South-Korean director Bong Joon-ho is known and renowned for effortlessly switching moods and styles within his films. In Snowpiercer, his first English-language piece of work to date, that’s what the whole film is about. Quite literary actually, as each train wagon the protagonists are passing is a some kind of a visual world of its own.
Snowpiercer’s plot is ridiculously simple. In the near future, a new global ice age has wiped away the earth’s entire population, save for a few lucky souls who were able to survive. All these survivors live in an enormous, perpetually driving train.

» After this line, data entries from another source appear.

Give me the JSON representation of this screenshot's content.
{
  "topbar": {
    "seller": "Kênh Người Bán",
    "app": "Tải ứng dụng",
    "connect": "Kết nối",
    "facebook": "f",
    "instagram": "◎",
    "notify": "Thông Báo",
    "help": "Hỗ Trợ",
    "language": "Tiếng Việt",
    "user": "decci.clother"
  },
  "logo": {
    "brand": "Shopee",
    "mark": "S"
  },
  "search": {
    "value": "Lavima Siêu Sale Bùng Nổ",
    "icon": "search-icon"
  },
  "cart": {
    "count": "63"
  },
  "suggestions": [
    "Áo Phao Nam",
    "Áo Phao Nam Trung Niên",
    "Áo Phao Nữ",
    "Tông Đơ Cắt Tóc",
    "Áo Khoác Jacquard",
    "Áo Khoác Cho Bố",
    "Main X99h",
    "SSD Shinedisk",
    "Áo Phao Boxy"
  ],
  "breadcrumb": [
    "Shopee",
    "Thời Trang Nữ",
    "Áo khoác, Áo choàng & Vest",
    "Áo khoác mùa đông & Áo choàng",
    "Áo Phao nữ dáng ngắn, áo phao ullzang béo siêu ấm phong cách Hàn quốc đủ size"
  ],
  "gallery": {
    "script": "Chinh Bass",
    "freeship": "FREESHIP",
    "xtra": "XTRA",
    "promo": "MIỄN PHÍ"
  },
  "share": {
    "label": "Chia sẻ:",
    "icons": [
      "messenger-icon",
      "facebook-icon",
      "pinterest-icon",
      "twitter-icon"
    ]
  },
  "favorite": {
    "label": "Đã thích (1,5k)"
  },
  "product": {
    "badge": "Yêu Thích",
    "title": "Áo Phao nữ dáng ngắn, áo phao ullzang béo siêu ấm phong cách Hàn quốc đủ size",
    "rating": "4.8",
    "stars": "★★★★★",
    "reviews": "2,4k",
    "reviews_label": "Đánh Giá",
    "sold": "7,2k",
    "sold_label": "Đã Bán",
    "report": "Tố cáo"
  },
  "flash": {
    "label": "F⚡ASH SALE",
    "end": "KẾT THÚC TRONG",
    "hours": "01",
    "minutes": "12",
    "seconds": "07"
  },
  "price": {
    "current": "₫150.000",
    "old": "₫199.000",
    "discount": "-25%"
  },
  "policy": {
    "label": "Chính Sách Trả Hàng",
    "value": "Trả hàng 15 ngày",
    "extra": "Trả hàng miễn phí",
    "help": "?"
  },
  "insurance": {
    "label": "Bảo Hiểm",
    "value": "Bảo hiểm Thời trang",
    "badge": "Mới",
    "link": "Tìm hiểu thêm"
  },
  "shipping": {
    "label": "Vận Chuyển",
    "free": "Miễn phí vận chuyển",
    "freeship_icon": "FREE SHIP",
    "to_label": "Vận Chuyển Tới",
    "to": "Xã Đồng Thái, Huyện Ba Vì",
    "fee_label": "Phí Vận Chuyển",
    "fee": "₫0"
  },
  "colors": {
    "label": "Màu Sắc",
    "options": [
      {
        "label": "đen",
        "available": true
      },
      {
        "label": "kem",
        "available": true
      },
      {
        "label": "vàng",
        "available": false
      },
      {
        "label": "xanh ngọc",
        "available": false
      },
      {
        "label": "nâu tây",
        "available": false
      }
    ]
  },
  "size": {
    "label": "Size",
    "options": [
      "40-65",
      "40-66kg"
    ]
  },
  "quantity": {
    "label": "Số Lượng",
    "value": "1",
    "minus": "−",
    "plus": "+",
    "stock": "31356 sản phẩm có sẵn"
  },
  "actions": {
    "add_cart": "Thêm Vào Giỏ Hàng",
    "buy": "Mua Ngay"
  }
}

The train is something of a mini society, socially stratified like the world the passengers once knew: in the back end live the poor, the further you get up front, the wealthier the people. Now of course our heroes in the back don’t take this any longer, suppressed as they are by ‘Curtis’, the train’s own dictator. What happens next is a revolt; a journey from the back of the train to the front.
Given the scenario, this could have been a ridiculous, direct-to-video flick if it fell in the wrong hands, but it hasn’t. Joon-ho created a film that is, in many respects, over the top, but he does it with the right sense of irony. Snowpiercer is inhabited by great, hyperbolic characters. Especially Tilda Swinton’s role is notable in this respect, as Curtis’ authoritarian spokeswoman Mason, a character that reminds of one of those mean old ladies from Roald Dahl’s universe. But Snowpiercer is a visual spectacle in the first place. As the group of rebels’ journey continues, each wagon they’re passing is a visually stunning microcosm.
As said, the plotline itself isn’t that noteworthy. When the group finally gets art the front of the train (and at the end of the story), the narrative climax isn’t particularly satisfactory. But as the old cliché goes, it’s the journey that matters, not the destination. Snowpiercer is a great piece of sci-fi kitsch and quatsch, bound to become a cult classic.